The Worcester Worcesters were a 19th-century Major League Baseball team from 1880 to 1882 in the National League. The team is referred to, at times, as the Brown Stockings or the Ruby Legs; however, no contemporary sources from the time exist that support the use of either name. The Ruby Legs played their home games at the Worcester Driving Park Grounds in the Worcester Agricultural Fairgrounds, located south of Highland Street between Sever Street and Russell Street in Worcester, Massachusetts.
In 1879, Worcester played in the minor league National Association. The National League was interested in Worcester as a potential replacement for the failed Syracuse Stars franchise primarily based on the performance of their ace pitcher, Lee Richmond, who pitched several exhibition games against National League opponents and went 6–2. He also pitched and won one game for the Boston Red Stockings. To admit Worcester to the National League, the league's board of directors waived the requirement that league cities have a population of at least 75,000 (Worcester's population was 58,000). To raise the capital to support their entry into the major leagues, the team sold shares for $35 (with the price including a season ticket), sponsored a walking race that attracted 3,000 people, arranged for discount packages of train fare and baseball tickets for fans from outside the city, and held benefit concerts and dramatic performances.

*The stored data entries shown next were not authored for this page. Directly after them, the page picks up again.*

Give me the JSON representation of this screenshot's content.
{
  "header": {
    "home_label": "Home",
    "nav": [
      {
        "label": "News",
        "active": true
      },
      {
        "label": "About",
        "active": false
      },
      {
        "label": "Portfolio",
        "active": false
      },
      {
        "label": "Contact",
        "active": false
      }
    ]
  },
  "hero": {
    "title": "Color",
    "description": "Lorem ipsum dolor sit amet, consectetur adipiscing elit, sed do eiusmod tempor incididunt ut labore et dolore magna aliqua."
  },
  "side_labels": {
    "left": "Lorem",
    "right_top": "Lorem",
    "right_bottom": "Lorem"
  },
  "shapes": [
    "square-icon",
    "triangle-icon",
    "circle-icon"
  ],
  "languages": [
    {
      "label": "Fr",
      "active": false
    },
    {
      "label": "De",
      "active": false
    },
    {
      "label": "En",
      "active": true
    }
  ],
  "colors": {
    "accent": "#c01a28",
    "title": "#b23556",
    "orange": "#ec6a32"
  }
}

In December 1879, Worcester became the first professional baseball team to visit Cuba. The trip was a financial failure, as they were only able to play two games against Cuban teams.
On June 12, 1880, pitcher Lee Richmond threw the first perfect game in Major League history, against the Cleveland Blues. The team made history again on August 20 of the same year by becoming the first team to be no-hit at home, when Pud Galvin of the Buffalo Bisons defeated them 1–0.
According to Lee Allen, Cincinnati writer and eventual director of the Baseball Hall of Fame, the Worcester club impacted the National League in another way in 1880; it was instrumental in having the Cincinnati Reds expelled from the league after the season, due to violations of the league rules against selling beer at the ballpark. In his 1948 book, The Cincinnati Reds (published by Putnam), Allen took some satisfaction in pointing out that the Reds re-formed in 1882, initially as a member of the American Association, the same year that Worcester's days as a major league franchise, as well as their influence, came to an end.
The Worcester team was dropped from the league shortly before the end of the 1882 season, as Worcester was seen as too small to support major league sport; the team was encouraged to finish out its schedule as a lame duck team. Their last two games of the season against the Troy Trojans (also expelled from the NL for the same reasons) drew only 6 and 25 fans respectively; the attendance of six is a record low attendance for all league games open to spectators.
Needing an eighth team to balance the schedule, the National League granted an expansion franchise to Philadelphia which became the Philadelphia Phillies (who were also alternatively known as the Quakers until 1890). Many sources suggest that the Worcester club was moved to Philadelphia; however, only the Worcester's former NL spot was moved. All available evidence suggests there is no direct link between the two teams (most significantly, no players from the 1882 Worcester club ended up with the 1883 Phillies).